La dimensione centrale del contenzioso riguarda il settore del Golan sotto controllo israeliano: un nodo irrisolto fin dal 1967 e reso ancora più critico dall’occupazione di nuovi avamposti militari sul versante siriano nell’ultimo anno. Per Damasco, qualsiasi ipotesi di accordo è subordinata al ritiro di queste forze. La richiesta, ribadita pubblicamente dal ministro degli Esteri Asaad al Shaibani durante il Forum di Doha, rappresenta la linea rossa non negoziabile attorno a cui si struttura l’intera architettura siriana della sicurezza. Israele, pur consapevole del ruolo statunitense come garante del processo, continua però a condurre raid aerei contro obiettivi siriani e milizie alleate, temendo che l’erosione del proprio margine militare possa compromettere la deterrenza regionale.

Washington, secondo indiscrezioni riportate a Doha e confermate da fonti statunitensi, guarda con crescente irritazione a queste operazioni, percepite come un fattore di destabilizzazione che rischia di compromettere un percorso diplomatico fragile ma potenzialmente trasformativo. L’avvertimento rivolto all’esecutivo israeliano – evitare attacchi che possano “auto-sabotare” gli obiettivi strategici di Tel Aviv – segnala che il tradizionale margine d’azione delle forze israeliane potrebbe subire nuove forme di contenimento politico, soprattutto se la Casa Bianca dovesse investire maggior capitale diplomatico nella normalizzazione con Damasco.

Il Forum di Doha ha svolto il ruolo di piattaforma per rendere visibile la nuova configurazione regionale.

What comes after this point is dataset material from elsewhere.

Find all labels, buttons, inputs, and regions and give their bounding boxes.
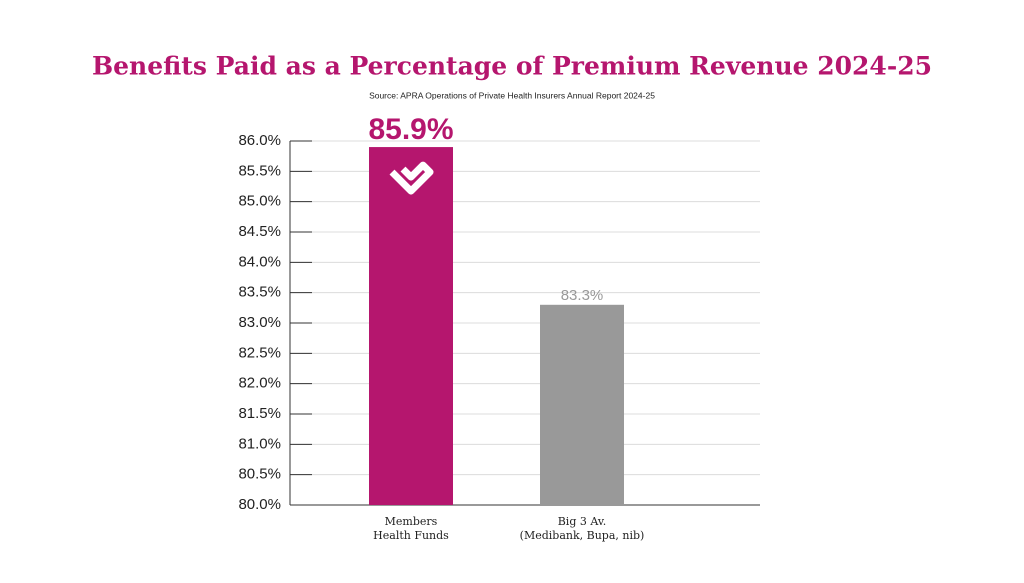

L’inviato speciale USA Tom Barrack ha articolato una dottrina americana improntata al disimpegno strutturale dagli assetti politici interni degli Stati mediorientali. È un cambio di paradigma che supera l’equazione democrazia-come-condizione e punta a una cooperazione selettiva, dettata da criteri di stabilità e da valutazioni di lungo periodo più che da ingerenze ideologiche. Tale approccio, nel caso siriano, si traduce nella disponibilità a sostenere la nuova leadership a prescindere dalla sua forma di governo, purché contribuisca alla riduzione delle tensioni e alla ricomposizione regionale.

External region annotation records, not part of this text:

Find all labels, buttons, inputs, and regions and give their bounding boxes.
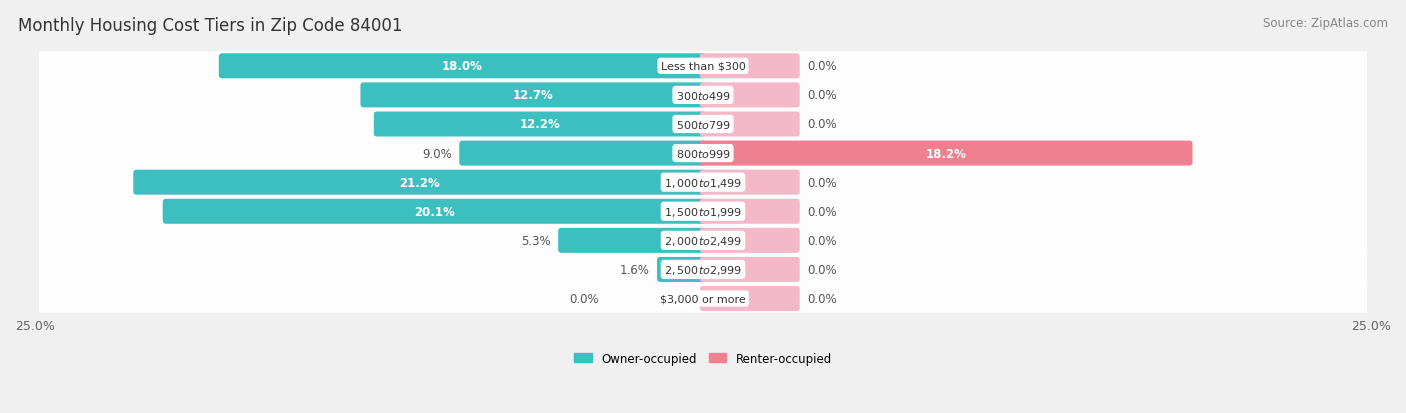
Text: 9.0%: 9.0% bbox=[422, 147, 451, 160]
Text: Less than $300: Less than $300 bbox=[661, 62, 745, 71]
Text: 1.6%: 1.6% bbox=[620, 263, 650, 276]
FancyBboxPatch shape bbox=[700, 257, 800, 282]
Text: 0.0%: 0.0% bbox=[807, 89, 837, 102]
FancyBboxPatch shape bbox=[163, 199, 706, 224]
Text: $1,500 to $1,999: $1,500 to $1,999 bbox=[664, 205, 742, 218]
Text: 12.2%: 12.2% bbox=[520, 118, 561, 131]
Text: $800 to $999: $800 to $999 bbox=[675, 148, 731, 160]
FancyBboxPatch shape bbox=[219, 54, 706, 79]
FancyBboxPatch shape bbox=[39, 197, 1367, 227]
FancyBboxPatch shape bbox=[39, 139, 1367, 169]
FancyBboxPatch shape bbox=[39, 284, 1367, 314]
Text: $2,500 to $2,999: $2,500 to $2,999 bbox=[664, 263, 742, 276]
FancyBboxPatch shape bbox=[558, 228, 706, 253]
FancyBboxPatch shape bbox=[700, 141, 1192, 166]
FancyBboxPatch shape bbox=[700, 54, 800, 79]
Text: Monthly Housing Cost Tiers in Zip Code 84001: Monthly Housing Cost Tiers in Zip Code 8… bbox=[18, 17, 402, 34]
Text: 0.0%: 0.0% bbox=[807, 60, 837, 73]
Text: $2,000 to $2,499: $2,000 to $2,499 bbox=[664, 234, 742, 247]
FancyBboxPatch shape bbox=[700, 170, 800, 195]
FancyBboxPatch shape bbox=[374, 112, 706, 137]
FancyBboxPatch shape bbox=[39, 109, 1367, 140]
FancyBboxPatch shape bbox=[39, 81, 1367, 111]
Text: 0.0%: 0.0% bbox=[569, 292, 599, 305]
Text: 0.0%: 0.0% bbox=[807, 205, 837, 218]
FancyBboxPatch shape bbox=[39, 168, 1367, 198]
FancyBboxPatch shape bbox=[700, 83, 800, 108]
FancyBboxPatch shape bbox=[39, 52, 1367, 82]
Text: 0.0%: 0.0% bbox=[807, 176, 837, 189]
Text: 18.0%: 18.0% bbox=[441, 60, 482, 73]
Text: 0.0%: 0.0% bbox=[807, 292, 837, 305]
Text: 12.7%: 12.7% bbox=[513, 89, 554, 102]
FancyBboxPatch shape bbox=[700, 199, 800, 224]
Text: 21.2%: 21.2% bbox=[399, 176, 440, 189]
Legend: Owner-occupied, Renter-occupied: Owner-occupied, Renter-occupied bbox=[574, 352, 832, 365]
Text: Source: ZipAtlas.com: Source: ZipAtlas.com bbox=[1263, 17, 1388, 29]
Text: 0.0%: 0.0% bbox=[807, 118, 837, 131]
Text: 5.3%: 5.3% bbox=[522, 234, 551, 247]
Text: 18.2%: 18.2% bbox=[925, 147, 966, 160]
FancyBboxPatch shape bbox=[700, 112, 800, 137]
FancyBboxPatch shape bbox=[360, 83, 706, 108]
FancyBboxPatch shape bbox=[460, 141, 706, 166]
Text: $500 to $799: $500 to $799 bbox=[675, 119, 731, 131]
Text: $3,000 or more: $3,000 or more bbox=[661, 294, 745, 304]
FancyBboxPatch shape bbox=[700, 286, 800, 311]
FancyBboxPatch shape bbox=[134, 170, 706, 195]
FancyBboxPatch shape bbox=[700, 228, 800, 253]
Text: $1,000 to $1,499: $1,000 to $1,499 bbox=[664, 176, 742, 189]
FancyBboxPatch shape bbox=[657, 257, 706, 282]
Text: 0.0%: 0.0% bbox=[807, 263, 837, 276]
Text: 20.1%: 20.1% bbox=[413, 205, 454, 218]
FancyBboxPatch shape bbox=[39, 225, 1367, 256]
Text: $300 to $499: $300 to $499 bbox=[675, 90, 731, 102]
FancyBboxPatch shape bbox=[39, 255, 1367, 285]
Text: 0.0%: 0.0% bbox=[807, 234, 837, 247]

Parallelamente, il Qatar consolida il proprio ruolo di mediatore privilegiato. Nonostante l’attacco israeliano del 9 settembre contro presunti obiettivi legati alla leadership di Hamas a Doha, il governo qatariota ha mantenuto una linea diplomatica attiva, criticando le operazioni israeliane in Siria e spingendo per un coordinamento internazionale che eviti nuove escalation. L’intervento del ministro di Stato Mohammed bin Abdulaziz al Khulaifi al Forum è stato inequivocabile: la sicurezza in Siria rappresenta una priorità strategica per la stabilità mediorientale, e Doha intende essere protagonista in ogni fase del processo, dal dialogo militare alla ricostruzione post-bellica. Il Qatar, forte della sua rete di relazioni con Washington e della capacità di dialogo con attori antagonisti fra loro, si candida così a piattaforma di mediazione multilivello.

In questo scenario, la Siria tenta una difficile manovra di riequilibrio. La ricerca di una normalizzazione con Israele non implica un allineamento politico pieno, ma piuttosto la consapevolezza che un’intesa – anche minima – sulle questioni territoriali possa liberare risorse interne, attrarre investimenti e ridurre la pressione delle potenze regionali che per anni hanno sfruttato la fragilità del Paese. La nuova dirigenza mira a restituire alla Siria margini di autonomia strategica, senza rinunciare ai propri imperativi di sovranità.

Il risultato è un quadro aperto e fluido: un negoziato ancora lontano da una fase matura, ma che per la prima volta introduce elementi concreti di dialogo tra due attori che per decenni hanno vissuto in una logica di contrapposizione permanente. Se questo processo riuscirà a consolidarsi, il Medio Oriente potrebbe assistere a una delle più significative riconfigurazioni geopolitiche degli ultimi vent’anni.